Small Steps in Right Direction
Ruth Ni Ghlasain, an OSCE SMM monitoring officer from Ireland, still sometimes wonders how she, with no police or military background, ended up on the contact line in eastern Ukraine.
On the surface – with armoured vehicles, flak jackets and an array of security mitigation measures – the OSCE SMM seemed like an ill-fit for a human rights defender who had spent years working on local grassroots initiatives in Cambodia, advocating for peace and social justice, and promoting and defending human rights and freedom of assembly and expression. “I had wondered if there would be a place for me but from the moment I arrived in Ukraine, I knew I was in the right place at the right time,” Ruth explains.
Currently on a seven-day rotation at the SMM forward patrol base in Svitlodarsk, in one of the most kinetic areas along the contact line, Ruth does indeed spend most of her time wearing a flak jacket and helmet, monitoring and reporting ceasefire violations. “Most nights here, the sky is lit up with tracer rounds, and the horizon is speckled with artillery and mortars exploding,” she says.
Ruth spends her days counting the human cost of conflict. She cites a recent example, in which a man was injured in nearby Novoluhanske, hit by shrapnel from a 122mm mortar that flattened his home. “He’s one of the latest civilian casualties in a list that just keeps growing,” she says, referring to the estimated 13,000 people killed and 30,000 injured, the result of ongoing fighting that has undermined the security of the civilian population.

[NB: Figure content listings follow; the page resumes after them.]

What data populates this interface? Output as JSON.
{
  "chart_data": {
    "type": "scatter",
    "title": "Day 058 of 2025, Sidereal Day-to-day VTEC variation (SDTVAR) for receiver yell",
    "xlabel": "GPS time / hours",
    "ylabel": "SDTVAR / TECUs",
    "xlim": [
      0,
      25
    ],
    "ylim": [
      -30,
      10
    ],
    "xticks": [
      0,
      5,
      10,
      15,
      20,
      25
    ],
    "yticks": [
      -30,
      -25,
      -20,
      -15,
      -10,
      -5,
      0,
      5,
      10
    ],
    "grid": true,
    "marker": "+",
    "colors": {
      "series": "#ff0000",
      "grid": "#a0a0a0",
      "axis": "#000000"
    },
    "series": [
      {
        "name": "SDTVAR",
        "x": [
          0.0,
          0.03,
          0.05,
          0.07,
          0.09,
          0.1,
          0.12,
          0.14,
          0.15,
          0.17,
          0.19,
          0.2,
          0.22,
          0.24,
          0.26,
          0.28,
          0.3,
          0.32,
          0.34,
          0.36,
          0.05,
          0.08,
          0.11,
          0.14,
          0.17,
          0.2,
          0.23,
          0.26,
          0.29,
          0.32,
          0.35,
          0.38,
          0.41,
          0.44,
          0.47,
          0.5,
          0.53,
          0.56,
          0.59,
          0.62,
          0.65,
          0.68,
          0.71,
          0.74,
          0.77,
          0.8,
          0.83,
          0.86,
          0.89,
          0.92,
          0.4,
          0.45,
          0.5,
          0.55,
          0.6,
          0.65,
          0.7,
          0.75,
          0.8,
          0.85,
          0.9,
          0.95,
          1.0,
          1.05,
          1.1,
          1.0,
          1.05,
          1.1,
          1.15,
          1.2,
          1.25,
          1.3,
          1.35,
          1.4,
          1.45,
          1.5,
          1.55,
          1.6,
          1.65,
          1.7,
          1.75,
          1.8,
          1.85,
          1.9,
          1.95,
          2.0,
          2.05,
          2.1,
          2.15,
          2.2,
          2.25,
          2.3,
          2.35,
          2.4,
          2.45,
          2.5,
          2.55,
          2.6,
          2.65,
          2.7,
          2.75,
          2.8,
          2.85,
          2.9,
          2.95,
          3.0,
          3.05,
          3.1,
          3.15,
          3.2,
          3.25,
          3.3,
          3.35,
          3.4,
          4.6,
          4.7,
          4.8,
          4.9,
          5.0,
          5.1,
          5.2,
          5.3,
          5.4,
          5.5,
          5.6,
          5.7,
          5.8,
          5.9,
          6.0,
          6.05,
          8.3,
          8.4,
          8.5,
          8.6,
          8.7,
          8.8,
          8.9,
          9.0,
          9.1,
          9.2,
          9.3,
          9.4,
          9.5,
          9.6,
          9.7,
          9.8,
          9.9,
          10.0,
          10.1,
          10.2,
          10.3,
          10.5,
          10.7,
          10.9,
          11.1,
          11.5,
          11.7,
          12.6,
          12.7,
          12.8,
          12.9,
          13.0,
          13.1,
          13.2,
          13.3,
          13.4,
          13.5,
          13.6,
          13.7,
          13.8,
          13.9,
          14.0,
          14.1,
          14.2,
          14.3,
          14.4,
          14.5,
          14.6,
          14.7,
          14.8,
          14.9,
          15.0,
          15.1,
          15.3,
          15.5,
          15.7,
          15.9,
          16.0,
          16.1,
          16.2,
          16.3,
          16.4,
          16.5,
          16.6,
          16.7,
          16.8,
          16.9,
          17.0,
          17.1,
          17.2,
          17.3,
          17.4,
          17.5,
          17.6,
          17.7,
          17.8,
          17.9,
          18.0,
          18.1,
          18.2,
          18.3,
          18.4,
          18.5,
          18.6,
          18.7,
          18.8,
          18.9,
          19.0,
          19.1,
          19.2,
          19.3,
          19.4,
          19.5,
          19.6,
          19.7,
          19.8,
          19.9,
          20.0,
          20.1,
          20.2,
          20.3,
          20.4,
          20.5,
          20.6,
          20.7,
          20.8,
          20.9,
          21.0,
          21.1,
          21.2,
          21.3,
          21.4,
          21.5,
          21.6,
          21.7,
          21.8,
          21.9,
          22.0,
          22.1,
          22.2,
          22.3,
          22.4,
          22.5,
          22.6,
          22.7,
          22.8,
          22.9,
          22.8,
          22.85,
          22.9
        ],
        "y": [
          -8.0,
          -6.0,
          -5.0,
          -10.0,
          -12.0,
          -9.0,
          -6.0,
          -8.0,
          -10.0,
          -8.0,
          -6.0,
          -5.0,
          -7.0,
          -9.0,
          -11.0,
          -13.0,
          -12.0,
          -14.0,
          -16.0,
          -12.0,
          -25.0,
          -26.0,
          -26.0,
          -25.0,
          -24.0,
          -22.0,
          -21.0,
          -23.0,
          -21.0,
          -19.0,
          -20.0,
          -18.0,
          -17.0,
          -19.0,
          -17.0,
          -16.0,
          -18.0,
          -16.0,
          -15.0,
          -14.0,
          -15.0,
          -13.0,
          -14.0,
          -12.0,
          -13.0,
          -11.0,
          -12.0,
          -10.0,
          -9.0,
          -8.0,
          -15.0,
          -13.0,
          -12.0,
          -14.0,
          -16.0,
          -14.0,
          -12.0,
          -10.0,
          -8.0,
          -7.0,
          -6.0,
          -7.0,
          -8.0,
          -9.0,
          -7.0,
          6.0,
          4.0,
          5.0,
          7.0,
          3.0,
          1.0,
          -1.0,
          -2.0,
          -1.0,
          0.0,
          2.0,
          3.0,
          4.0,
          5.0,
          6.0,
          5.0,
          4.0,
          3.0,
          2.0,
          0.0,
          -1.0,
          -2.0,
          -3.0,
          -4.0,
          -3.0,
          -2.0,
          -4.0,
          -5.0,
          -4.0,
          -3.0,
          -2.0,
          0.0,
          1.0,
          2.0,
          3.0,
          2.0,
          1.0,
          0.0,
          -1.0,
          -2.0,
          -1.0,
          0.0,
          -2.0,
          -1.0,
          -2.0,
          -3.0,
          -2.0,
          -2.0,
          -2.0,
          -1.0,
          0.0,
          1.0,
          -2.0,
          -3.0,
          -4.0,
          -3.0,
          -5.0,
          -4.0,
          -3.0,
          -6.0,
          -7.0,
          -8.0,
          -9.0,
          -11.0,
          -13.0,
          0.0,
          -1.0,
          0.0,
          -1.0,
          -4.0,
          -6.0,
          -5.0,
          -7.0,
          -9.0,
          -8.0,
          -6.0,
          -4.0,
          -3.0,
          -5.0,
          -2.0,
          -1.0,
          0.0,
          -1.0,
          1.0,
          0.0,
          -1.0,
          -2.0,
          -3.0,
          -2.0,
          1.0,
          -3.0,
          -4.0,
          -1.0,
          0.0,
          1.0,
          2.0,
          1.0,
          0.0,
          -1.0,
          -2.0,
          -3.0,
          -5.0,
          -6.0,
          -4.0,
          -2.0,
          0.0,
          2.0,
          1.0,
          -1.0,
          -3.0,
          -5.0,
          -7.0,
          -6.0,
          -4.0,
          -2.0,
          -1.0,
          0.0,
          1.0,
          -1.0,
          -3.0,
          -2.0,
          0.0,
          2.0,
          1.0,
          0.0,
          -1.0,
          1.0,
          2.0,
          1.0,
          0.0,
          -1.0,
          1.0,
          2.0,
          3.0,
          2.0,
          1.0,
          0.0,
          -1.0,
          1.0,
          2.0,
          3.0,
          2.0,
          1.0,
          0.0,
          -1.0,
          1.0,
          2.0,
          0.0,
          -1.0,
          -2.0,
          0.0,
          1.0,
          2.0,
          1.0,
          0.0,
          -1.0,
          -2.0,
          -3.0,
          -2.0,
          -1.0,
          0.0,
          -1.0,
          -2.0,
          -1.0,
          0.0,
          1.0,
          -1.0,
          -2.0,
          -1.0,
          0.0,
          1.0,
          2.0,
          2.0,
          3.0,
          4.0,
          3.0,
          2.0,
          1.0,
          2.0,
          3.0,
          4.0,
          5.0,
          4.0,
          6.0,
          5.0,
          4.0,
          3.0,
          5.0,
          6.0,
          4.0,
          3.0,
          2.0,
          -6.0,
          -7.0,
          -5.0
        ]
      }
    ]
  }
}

The OSCE though, Ruth explains, takes a multi-disciplinary approach to security, and so there’s a lot to do in addition to monitoring the sides’ partial compliance with the Minsk Agreement. “That’s where I come in,” she says.
The most striking aspect of this conflict, she says is the absence of bitterness. “People are suffering; we hear and see it every day,” she says, “but it’s a shared suffering among neighbours; not one inflicted on each other.” Prolonged violence though, she warns, can result in protracted conflict and hostility. “Believe me, I know; I grew up just a few kilometres from the border in Ireland.”
Hard lessons learnt from home and remedies practiced on the other side of the world, in particular dialogue facilitation, Ruth says are what she brings most of all to Svitlodarsk and other towns and villages in eastern Ukraine. Sometimes it’s just a matter of listening to people and giving them voice, she says, especially when they are engaging with one another, demanding an end to violence.
These are small steps, she admits but steps in the right direction nonetheless, away from the past five years of violence. “I don’t have experience in fighting in a conflict,” Ruth says, “but with the OSCE SMM, I hope my experience and efforts here can prove useful in resolving this one.”